Other logical operators, besides 'xor', are not supported since the cardinalities of the entries is a good way to specify any OR and AND relationships.

A special case is the 'always' token, that will be matched always before each of the other matches. This is normally used to remove any leading white space:

    always : {  
        expect: [
            [ LR.WS , '0:m', 'ignore'],
            [ LR.NL,  '0:m' ]
        ]
    },

Note the 'ignore' as part of LR.WS that matches spaces and tabs. This has the effect that LR.WS will not be part of the parser tree output. In contrast, LR.NL that matches newlines will be part of the parser output.

A RHS Lexer Rule reference, i.e. LR.FORM may also have a LHS Parser Rule:

    FORM: {
        multi: '1:m',
        expect: [ 
            [LR.LIST_ENTRY, '1:m' ]
        ]
    },

In this case, when the Lexer Rule LR.FORM is matched, then the RHS Parser Rule FORM is automatically called (in this specific case we will try to match a list of one or more list entries).

Write you own set of Parser Rules

First import some needed TypeScript type and a set of LexerRules:

import { Keys, ParserRules } from 'https://deno.land/x/parlexa/mod.ts'
import LR from './lexerRules.ts'

Then define the parser group-token you need as a TypeScript type, that is the LHS non-terminal symbols to be used within the parser:

export type ParserTokens = 'reset' | 'header' | 'space' | 'form' |'always' | 'duration' | 'chord' | 'common' | 'commonList' 

Now you can instantiate the ParserRules object:

export const PR: ParserRules<Keys<ParserTokens, typeof LR>> = {
    always : {  
        expect: [
            [ LR.WS , '0:m', 'ignore'],
            [ LR.NL,  '0:m' ]
        ]
    },
    reset: { 
        multi: '1:m',
        expect: [
           'header' ,
           'common', 
            LR.SECTION,
            LR.BAR,
            LR.TEXT,
            LR.TEXT2,
        ] 
    },
    (...)

The Keys type above is a Typescript type that allows you to access and use both your ParserTokens and your LR:LexerRules within the PR:ParserRules object.

For more details, have a look at the './examples/parserRules.ts' file.

Debug your Parser

To see how the parser runs, you can set the debug flag parser.debug = true. This will give you information about what the parser is trying to match and on calling parser.getParseTree() it will return the complete parser tree including the failed branches. This can then be pretty-printed.

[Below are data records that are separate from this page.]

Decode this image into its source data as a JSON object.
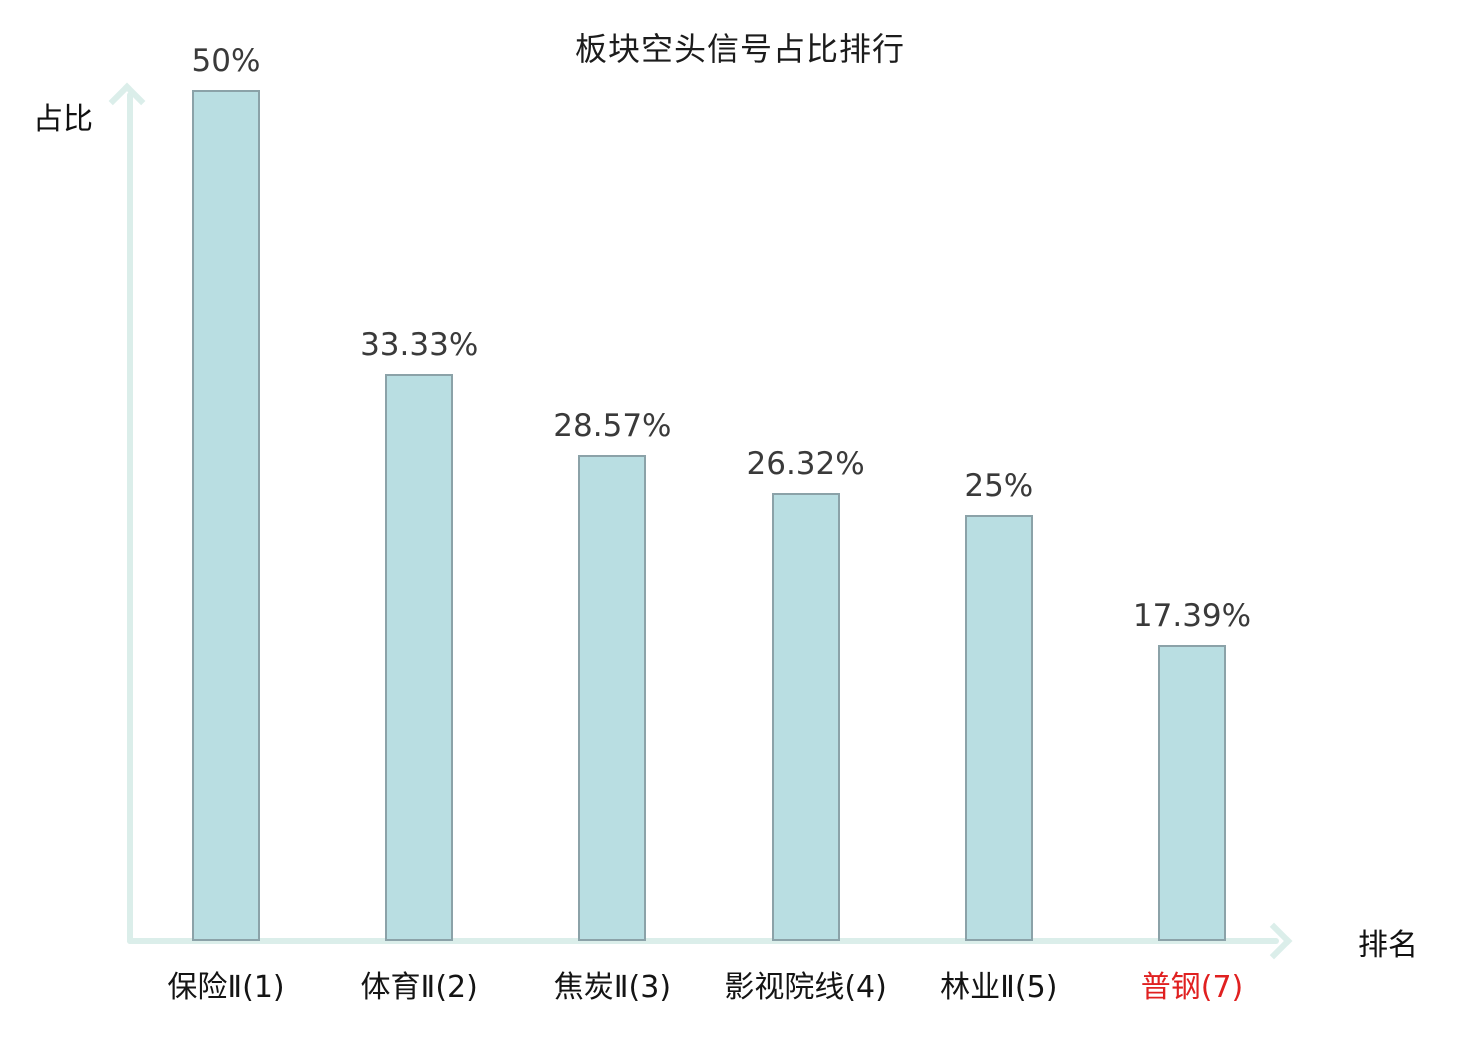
{
  "title": "板块空头信号占比排行",
  "axes": {
    "y_label": "占比",
    "x_label": "排名"
  },
  "colors": {
    "bar_fill": "#b9dee2",
    "bar_border": "#8ba2a8",
    "axis": "#dbeeea",
    "value_text": "#3a3a3a",
    "category_text": "#141414",
    "highlight_text": "#e02020",
    "title_text": "#1c1c1c"
  },
  "chart_data": {
    "type": "bar",
    "title": "板块空头信号占比排行",
    "xlabel": "排名",
    "ylabel": "占比",
    "categories": [
      "保险Ⅱ(1)",
      "体育Ⅱ(2)",
      "焦炭Ⅱ(3)",
      "影视院线(4)",
      "林业Ⅱ(5)",
      "普钢(7)"
    ],
    "values": [
      50,
      33.33,
      28.57,
      26.32,
      25,
      17.39
    ],
    "value_labels": [
      "50%",
      "33.33%",
      "28.57%",
      "26.32%",
      "25%",
      "17.39%"
    ],
    "highlight_index": 5,
    "ylim": [
      0,
      50
    ],
    "grid": false,
    "legend": false
  }
}
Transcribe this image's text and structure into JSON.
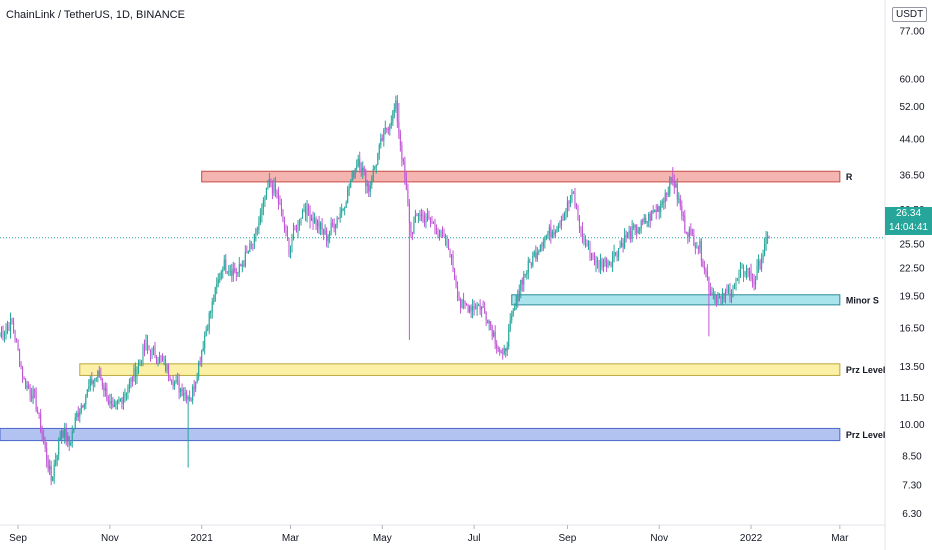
{
  "header": {
    "title": "ChainLink / TetherUS, 1D, BINANCE"
  },
  "price_axis": {
    "unit": "USDT",
    "current_price": "26.34",
    "countdown": "14:04:41"
  },
  "zones": [
    {
      "label": "R",
      "low": 35.2,
      "high": 37.2,
      "start": "2021-01-01",
      "end": "2022-03-01",
      "color": "#f4b4b0",
      "border": "#c94c46"
    },
    {
      "label": "Minor S",
      "low": 18.6,
      "high": 19.6,
      "start": "2021-07-26",
      "end": "2022-03-01",
      "color": "#a9e3ec",
      "border": "#2a8a9a"
    },
    {
      "label": "Prz Level",
      "low": 12.9,
      "high": 13.7,
      "start": "2020-10-12",
      "end": "2022-03-01",
      "color": "#fbf0a6",
      "border": "#b9a83a"
    },
    {
      "label": "Prz Level",
      "low": 9.2,
      "high": 9.8,
      "start": "2020-08-20",
      "end": "2022-03-01",
      "color": "#b2c3f2",
      "border": "#4b67c8"
    }
  ],
  "chart_data": {
    "type": "candlestick",
    "title": "ChainLink / TetherUS, 1D, BINANCE",
    "y_scale": "log",
    "ylim": [
      6.0,
      77.0
    ],
    "xlim": [
      "2020-08-20",
      "2022-03-31"
    ],
    "y_ticks": [
      "77.00",
      "60.00",
      "52.00",
      "44.00",
      "36.50",
      "30.50",
      "25.50",
      "22.50",
      "19.50",
      "16.50",
      "13.50",
      "11.50",
      "10.00",
      "8.50",
      "7.30",
      "6.30"
    ],
    "x_ticks": [
      {
        "date": "2020-09-01",
        "label": "Sep"
      },
      {
        "date": "2020-11-01",
        "label": "Nov"
      },
      {
        "date": "2021-01-01",
        "label": "2021"
      },
      {
        "date": "2021-03-01",
        "label": "Mar"
      },
      {
        "date": "2021-05-01",
        "label": "May"
      },
      {
        "date": "2021-07-01",
        "label": "Jul"
      },
      {
        "date": "2021-09-01",
        "label": "Sep"
      },
      {
        "date": "2021-11-01",
        "label": "Nov"
      },
      {
        "date": "2022-01-01",
        "label": "2022"
      },
      {
        "date": "2022-03-01",
        "label": "Mar"
      }
    ],
    "last_price": 26.34,
    "up_color": "#26a69a",
    "down_color": "#c057d6",
    "price_path": [
      [
        "2020-08-20",
        16.0
      ],
      [
        "2020-08-28",
        17.0
      ],
      [
        "2020-09-05",
        12.5
      ],
      [
        "2020-09-12",
        11.5
      ],
      [
        "2020-09-23",
        7.5
      ],
      [
        "2020-09-30",
        9.8
      ],
      [
        "2020-10-05",
        9.0
      ],
      [
        "2020-10-10",
        10.5
      ],
      [
        "2020-10-20",
        12.5
      ],
      [
        "2020-10-25",
        13.0
      ],
      [
        "2020-11-03",
        10.6
      ],
      [
        "2020-11-15",
        12.5
      ],
      [
        "2020-11-25",
        15.0
      ],
      [
        "2020-12-05",
        14.0
      ],
      [
        "2020-12-15",
        12.3
      ],
      [
        "2020-12-25",
        11.5
      ],
      [
        "2021-01-05",
        17.0
      ],
      [
        "2021-01-15",
        23.0
      ],
      [
        "2021-01-25",
        22.0
      ],
      [
        "2021-02-05",
        26.0
      ],
      [
        "2021-02-15",
        35.0
      ],
      [
        "2021-02-20",
        33.0
      ],
      [
        "2021-02-28",
        25.0
      ],
      [
        "2021-03-10",
        31.0
      ],
      [
        "2021-03-25",
        26.5
      ],
      [
        "2021-04-05",
        31.0
      ],
      [
        "2021-04-15",
        40.0
      ],
      [
        "2021-04-22",
        34.0
      ],
      [
        "2021-05-01",
        44.0
      ],
      [
        "2021-05-10",
        52.0
      ],
      [
        "2021-05-15",
        38.0
      ],
      [
        "2021-05-20",
        27.0
      ],
      [
        "2021-05-25",
        30.0
      ],
      [
        "2021-06-05",
        28.0
      ],
      [
        "2021-06-15",
        24.5
      ],
      [
        "2021-06-22",
        18.5
      ],
      [
        "2021-07-05",
        18.5
      ],
      [
        "2021-07-10",
        17.5
      ],
      [
        "2021-07-20",
        14.0
      ],
      [
        "2021-08-01",
        21.0
      ],
      [
        "2021-08-15",
        26.0
      ],
      [
        "2021-08-25",
        28.0
      ],
      [
        "2021-09-05",
        33.0
      ],
      [
        "2021-09-10",
        27.0
      ],
      [
        "2021-09-20",
        23.0
      ],
      [
        "2021-09-30",
        23.5
      ],
      [
        "2021-10-10",
        26.5
      ],
      [
        "2021-10-20",
        28.0
      ],
      [
        "2021-11-01",
        31.0
      ],
      [
        "2021-11-10",
        36.0
      ],
      [
        "2021-11-18",
        28.0
      ],
      [
        "2021-11-28",
        25.0
      ],
      [
        "2021-12-05",
        20.0
      ],
      [
        "2021-12-12",
        19.0
      ],
      [
        "2021-12-20",
        20.5
      ],
      [
        "2021-12-28",
        22.5
      ],
      [
        "2022-01-03",
        21.0
      ],
      [
        "2022-01-10",
        25.0
      ],
      [
        "2022-01-13",
        26.34
      ]
    ],
    "extreme_wicks": [
      {
        "date": "2020-09-23",
        "low": 7.3
      },
      {
        "date": "2020-12-23",
        "low": 8.0
      },
      {
        "date": "2021-05-12",
        "high": 53.0
      },
      {
        "date": "2021-05-19",
        "low": 15.5
      },
      {
        "date": "2021-07-20",
        "low": 14.0
      },
      {
        "date": "2021-11-10",
        "high": 38.0
      },
      {
        "date": "2021-12-04",
        "low": 15.8
      }
    ]
  }
}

The output you get looks like this:

TRYING: WS at 358 against: "
|Am     |E7      | Gsus4 G Fs"
TRYING: NL at 358 against: "
|Am     |E7      | Gsus4 G Fs"
MATCHING: NL
NEW POS: 359
TRYING: NL at 359 against: "|Am     |E7      | Gsus4 G Fsu"
TRYING: WS at 359 against: "|Am     |E7      | Gsus4 G Fsu"
TRYING: TEXT at 359 against: "|Am     |E7      | Gsus4 G Fsu"
(...)
TRYING: SECTION at 359 against: "|Am     |E7      | Gsus4 G Fsu"
TRYING: BAR at 359 against: "|Am     |E7      | Gsus4 G Fsu"
MATCHING: BAR